Nada melhor que as Arábias (neste caso Saudita) para mais uma catrefada de neófitos internacionais. A (escrevi propositadamente A, porque me lembrei das antigas selecções B, onde muitos agora A nem a ela teriam chegado). Edgar Ié, Kevin Rodrigues (certamente por falta minha, não sabia da sua existência), entre outros, eis os novos A.
- Número II: 127
Segundo li no Público, chegámos aos 600 internacionais, dos quais 127 só o foram uma vez. É caso para se dizer, mais vale ser internacional A uma vez do que apenas nacional toda a vida. 127 jogadores dariam para constituir quase 12 selecções! É obra.
- Moda: Lesões (?) antes de jogos das diversas selecções...

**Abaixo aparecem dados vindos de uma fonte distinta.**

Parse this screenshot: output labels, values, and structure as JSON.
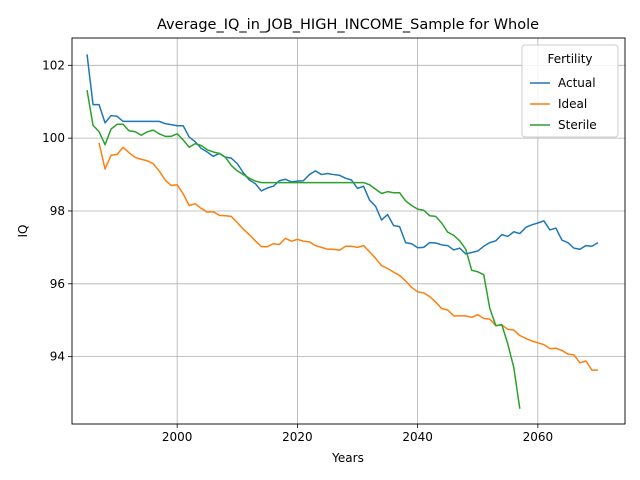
{
  "chart_data": {
    "type": "line",
    "title": "Average_IQ_in_JOB_HIGH_INCOME_Sample for Whole",
    "xlabel": "Years",
    "ylabel": "IQ",
    "xlim": [
      1982.5,
      2074.5
    ],
    "ylim": [
      92.15,
      102.75
    ],
    "xticks": [
      2000,
      2020,
      2040,
      2060
    ],
    "yticks": [
      94,
      96,
      98,
      100,
      102
    ],
    "grid": true,
    "legend": {
      "title": "Fertility",
      "position": "top-right"
    },
    "series": [
      {
        "name": "Actual",
        "color": "#1f77b4",
        "x": [
          1985,
          1986,
          1987,
          1988,
          1989,
          1990,
          1991,
          1992,
          1993,
          1994,
          1995,
          1996,
          1997,
          1998,
          1999,
          2000,
          2001,
          2002,
          2003,
          2004,
          2005,
          2006,
          2007,
          2008,
          2009,
          2010,
          2011,
          2012,
          2013,
          2014,
          2015,
          2016,
          2017,
          2018,
          2019,
          2020,
          2021,
          2022,
          2023,
          2024,
          2025,
          2026,
          2027,
          2028,
          2029,
          2030,
          2031,
          2032,
          2033,
          2034,
          2035,
          2036,
          2037,
          2038,
          2039,
          2040,
          2041,
          2042,
          2043,
          2044,
          2045,
          2046,
          2047,
          2048,
          2049,
          2050,
          2051,
          2052,
          2053,
          2054,
          2055,
          2056,
          2057,
          2058,
          2059,
          2060,
          2061,
          2062,
          2063,
          2064,
          2065,
          2066,
          2067,
          2068,
          2069,
          2070
        ],
        "y": [
          102.3,
          100.92,
          100.92,
          100.42,
          100.62,
          100.6,
          100.46,
          100.46,
          100.46,
          100.46,
          100.46,
          100.46,
          100.46,
          100.4,
          100.37,
          100.34,
          100.34,
          100.03,
          99.9,
          99.72,
          99.62,
          99.5,
          99.58,
          99.48,
          99.45,
          99.3,
          99.05,
          98.85,
          98.75,
          98.55,
          98.63,
          98.68,
          98.83,
          98.87,
          98.8,
          98.82,
          98.83,
          99.0,
          99.1,
          99.0,
          99.03,
          99.0,
          98.98,
          98.9,
          98.85,
          98.62,
          98.68,
          98.3,
          98.13,
          97.75,
          97.9,
          97.6,
          97.57,
          97.13,
          97.1,
          96.99,
          97.0,
          97.13,
          97.12,
          97.07,
          97.05,
          96.93,
          96.98,
          96.82,
          96.86,
          96.9,
          97.03,
          97.13,
          97.18,
          97.35,
          97.3,
          97.43,
          97.38,
          97.55,
          97.62,
          97.67,
          97.73,
          97.48,
          97.53,
          97.2,
          97.13,
          96.98,
          96.95,
          97.05,
          97.03,
          97.13
        ]
      },
      {
        "name": "Ideal",
        "color": "#ff7f0e",
        "x": [
          1987,
          1988,
          1989,
          1990,
          1991,
          1992,
          1993,
          1994,
          1995,
          1996,
          1997,
          1998,
          1999,
          2000,
          2001,
          2002,
          2003,
          2004,
          2005,
          2006,
          2007,
          2008,
          2009,
          2010,
          2011,
          2012,
          2013,
          2014,
          2015,
          2016,
          2017,
          2018,
          2019,
          2020,
          2021,
          2022,
          2023,
          2024,
          2025,
          2026,
          2027,
          2028,
          2029,
          2030,
          2031,
          2032,
          2033,
          2034,
          2035,
          2036,
          2037,
          2038,
          2039,
          2040,
          2041,
          2042,
          2043,
          2044,
          2045,
          2046,
          2047,
          2048,
          2049,
          2050,
          2051,
          2052,
          2053,
          2054,
          2055,
          2056,
          2057,
          2058,
          2059,
          2060,
          2061,
          2062,
          2063,
          2064,
          2065,
          2066,
          2067,
          2068,
          2069,
          2070
        ],
        "y": [
          99.87,
          99.15,
          99.53,
          99.55,
          99.75,
          99.6,
          99.47,
          99.42,
          99.38,
          99.3,
          99.1,
          98.85,
          98.7,
          98.72,
          98.47,
          98.15,
          98.2,
          98.07,
          97.97,
          97.98,
          97.88,
          97.87,
          97.85,
          97.68,
          97.5,
          97.35,
          97.18,
          97.02,
          97.02,
          97.1,
          97.08,
          97.25,
          97.17,
          97.22,
          97.17,
          97.15,
          97.05,
          97.0,
          96.95,
          96.95,
          96.92,
          97.03,
          97.03,
          97.0,
          97.05,
          96.88,
          96.7,
          96.5,
          96.42,
          96.32,
          96.23,
          96.08,
          95.9,
          95.78,
          95.75,
          95.65,
          95.5,
          95.32,
          95.28,
          95.12,
          95.12,
          95.12,
          95.08,
          95.15,
          95.05,
          95.03,
          94.85,
          94.87,
          94.75,
          94.73,
          94.58,
          94.5,
          94.43,
          94.38,
          94.33,
          94.22,
          94.23,
          94.17,
          94.07,
          94.05,
          93.83,
          93.88,
          93.63,
          93.63
        ]
      },
      {
        "name": "Sterile",
        "color": "#2ca02c",
        "x": [
          1985,
          1986,
          1987,
          1988,
          1989,
          1990,
          1991,
          1992,
          1993,
          1994,
          1995,
          1996,
          1997,
          1998,
          1999,
          2000,
          2001,
          2002,
          2003,
          2004,
          2005,
          2006,
          2007,
          2008,
          2009,
          2010,
          2011,
          2012,
          2013,
          2014,
          2015,
          2016,
          2017,
          2018,
          2019,
          2020,
          2021,
          2022,
          2023,
          2024,
          2025,
          2026,
          2027,
          2028,
          2029,
          2030,
          2031,
          2032,
          2033,
          2034,
          2035,
          2036,
          2037,
          2038,
          2039,
          2040,
          2041,
          2042,
          2043,
          2044,
          2045,
          2046,
          2047,
          2048,
          2049,
          2050,
          2051,
          2052,
          2053,
          2054,
          2055,
          2056,
          2057
        ],
        "y": [
          101.32,
          100.35,
          100.18,
          99.82,
          100.25,
          100.38,
          100.38,
          100.2,
          100.18,
          100.08,
          100.17,
          100.22,
          100.12,
          100.05,
          100.05,
          100.12,
          99.95,
          99.75,
          99.85,
          99.8,
          99.68,
          99.62,
          99.58,
          99.48,
          99.25,
          99.1,
          99.0,
          98.9,
          98.82,
          98.78,
          98.78,
          98.78,
          98.78,
          98.78,
          98.78,
          98.78,
          98.78,
          98.78,
          98.78,
          98.78,
          98.78,
          98.78,
          98.78,
          98.78,
          98.78,
          98.78,
          98.78,
          98.72,
          98.6,
          98.48,
          98.53,
          98.5,
          98.5,
          98.28,
          98.15,
          98.05,
          98.02,
          97.87,
          97.85,
          97.67,
          97.42,
          97.33,
          97.18,
          96.95,
          96.37,
          96.33,
          96.25,
          95.33,
          94.85,
          94.88,
          94.35,
          93.7,
          92.57
        ]
      }
    ]
  }
}
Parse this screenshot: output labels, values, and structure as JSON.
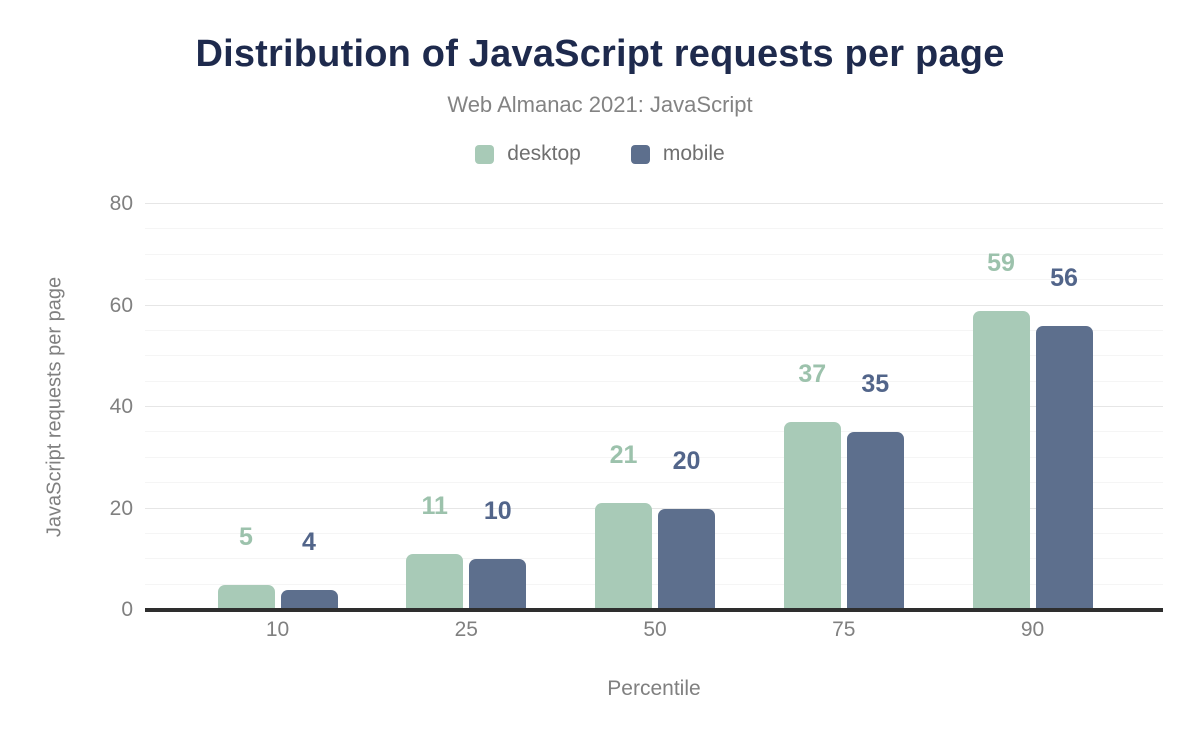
{
  "chart_data": {
    "type": "bar",
    "title": "Distribution of JavaScript requests per page",
    "subtitle": "Web Almanac 2021: JavaScript",
    "xlabel": "Percentile",
    "ylabel": "JavaScript requests per page",
    "categories": [
      "10",
      "25",
      "50",
      "75",
      "90"
    ],
    "series": [
      {
        "name": "desktop",
        "color": "#a8cab7",
        "label_color": "#9cc2ac",
        "values": [
          5,
          11,
          21,
          37,
          59
        ]
      },
      {
        "name": "mobile",
        "color": "#5d6f8d",
        "label_color": "#52658a",
        "values": [
          4,
          10,
          20,
          35,
          56
        ]
      }
    ],
    "ylim": [
      0,
      80
    ],
    "yticks": [
      0,
      20,
      40,
      60,
      80
    ],
    "minor_tick_step": 5,
    "grid": true,
    "legend_position": "top"
  },
  "colors": {
    "title": "#1e2a4d",
    "subtitle": "#838383",
    "axis_text": "#808080",
    "legend_text": "#6f6f6f",
    "gridline_major": "#e6e6e6",
    "gridline_minor": "#f5f5f5",
    "axis_line": "#2e2e2e",
    "background": "#ffffff"
  }
}
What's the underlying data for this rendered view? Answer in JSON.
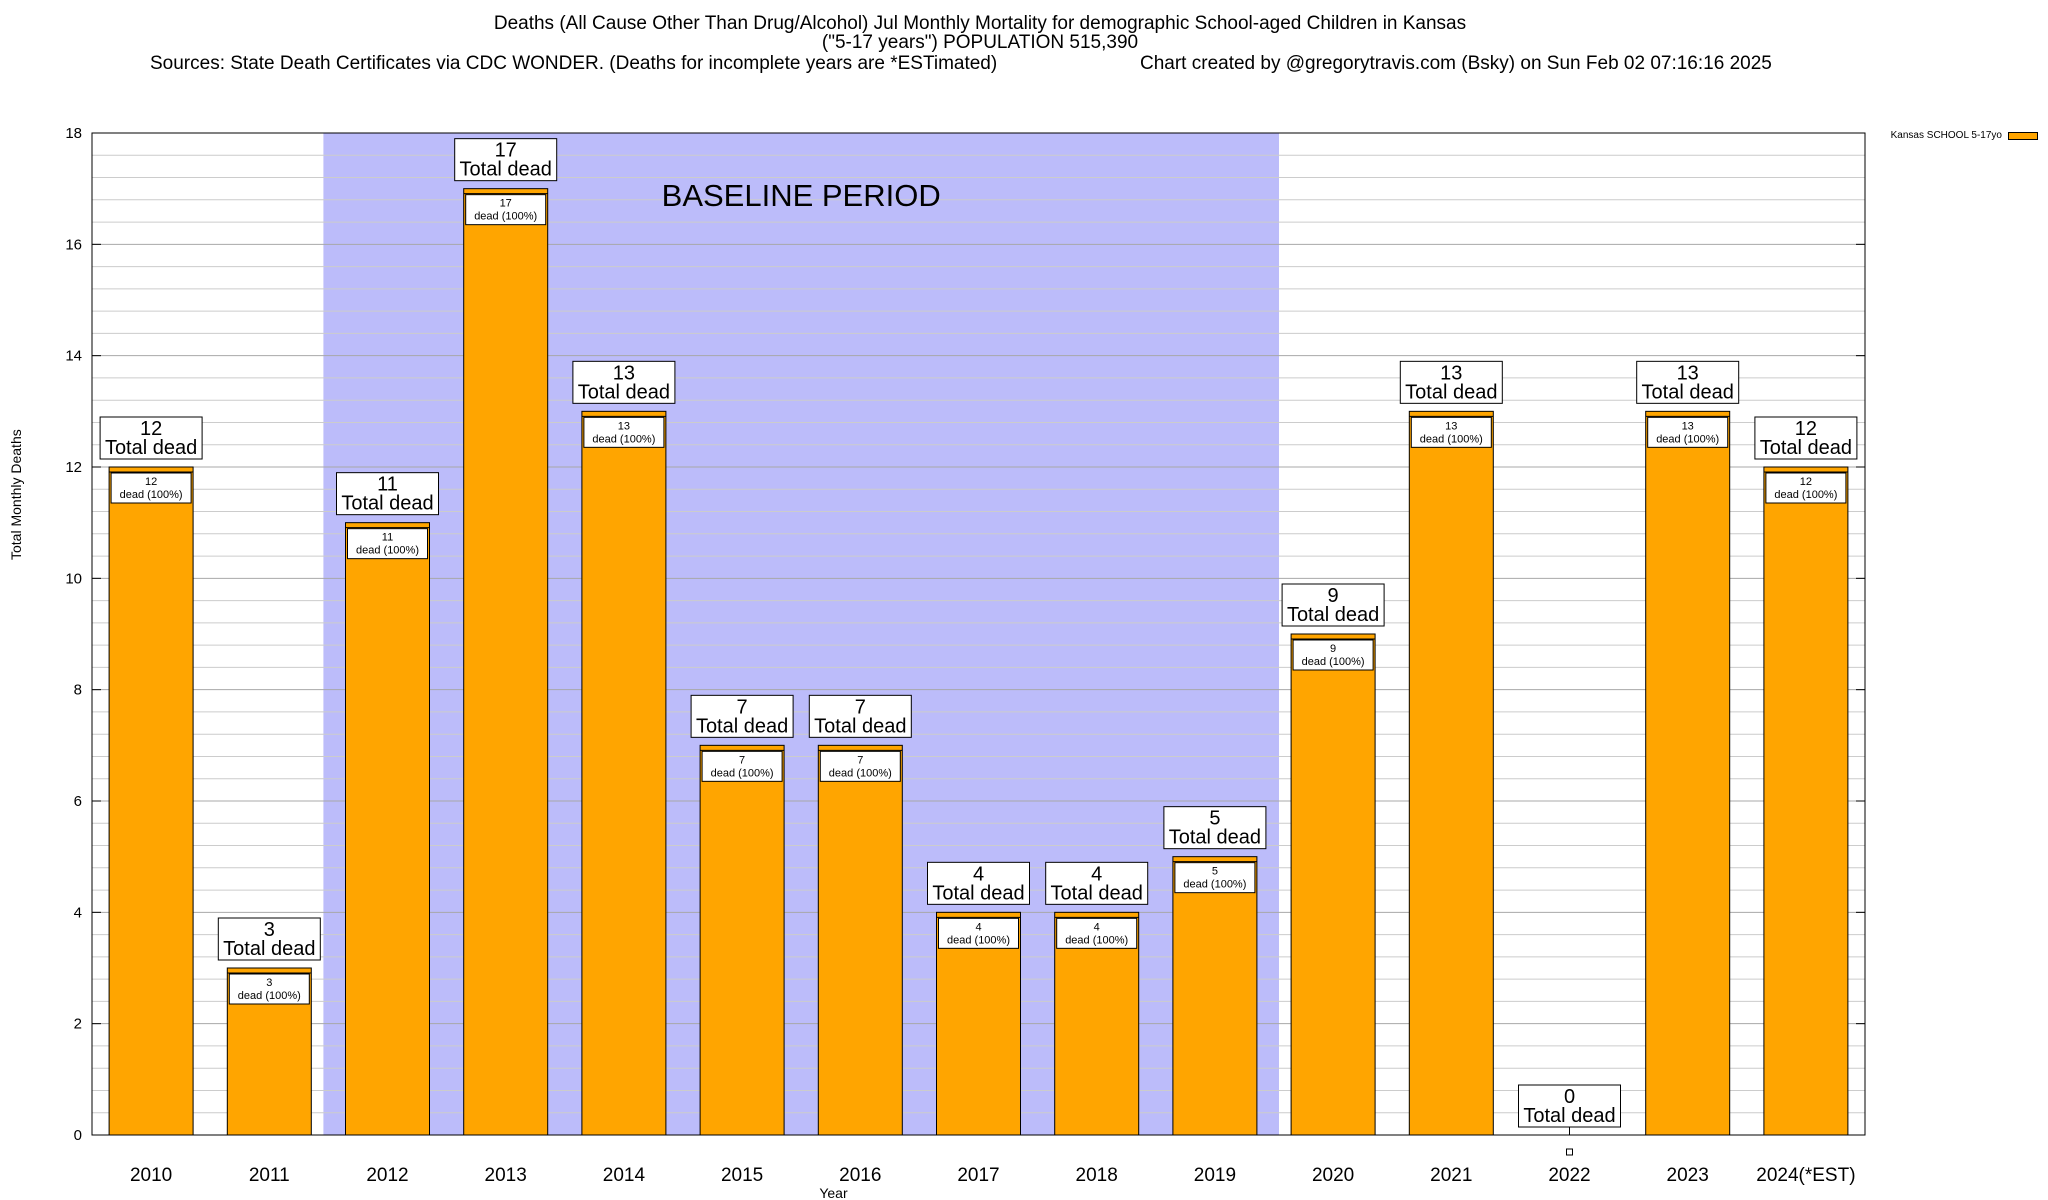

... estão a fazer escola. Lesões tão aparatosas e oportunas no campo, como logo tão misteriosamente recuperáveis no ginásio"

Bagão Félix, in A Bola

PS: Duas notas:
- verdade não há clubes imaculados, mas cuidado com as comparações... passar uma estrada fora da passadeira é crime, mas não está, nem nunca estará, no mesmo patamar de um assassino!
- José Carlos Lima, pode ser muitas coisas (não o conheço pessoalmente), mas a sua participação como colunista neste jornal durante alguns anos, deixou um registo pejado de anti-Benfiquismo primário, ao nível de um qualquer Babalu...!!!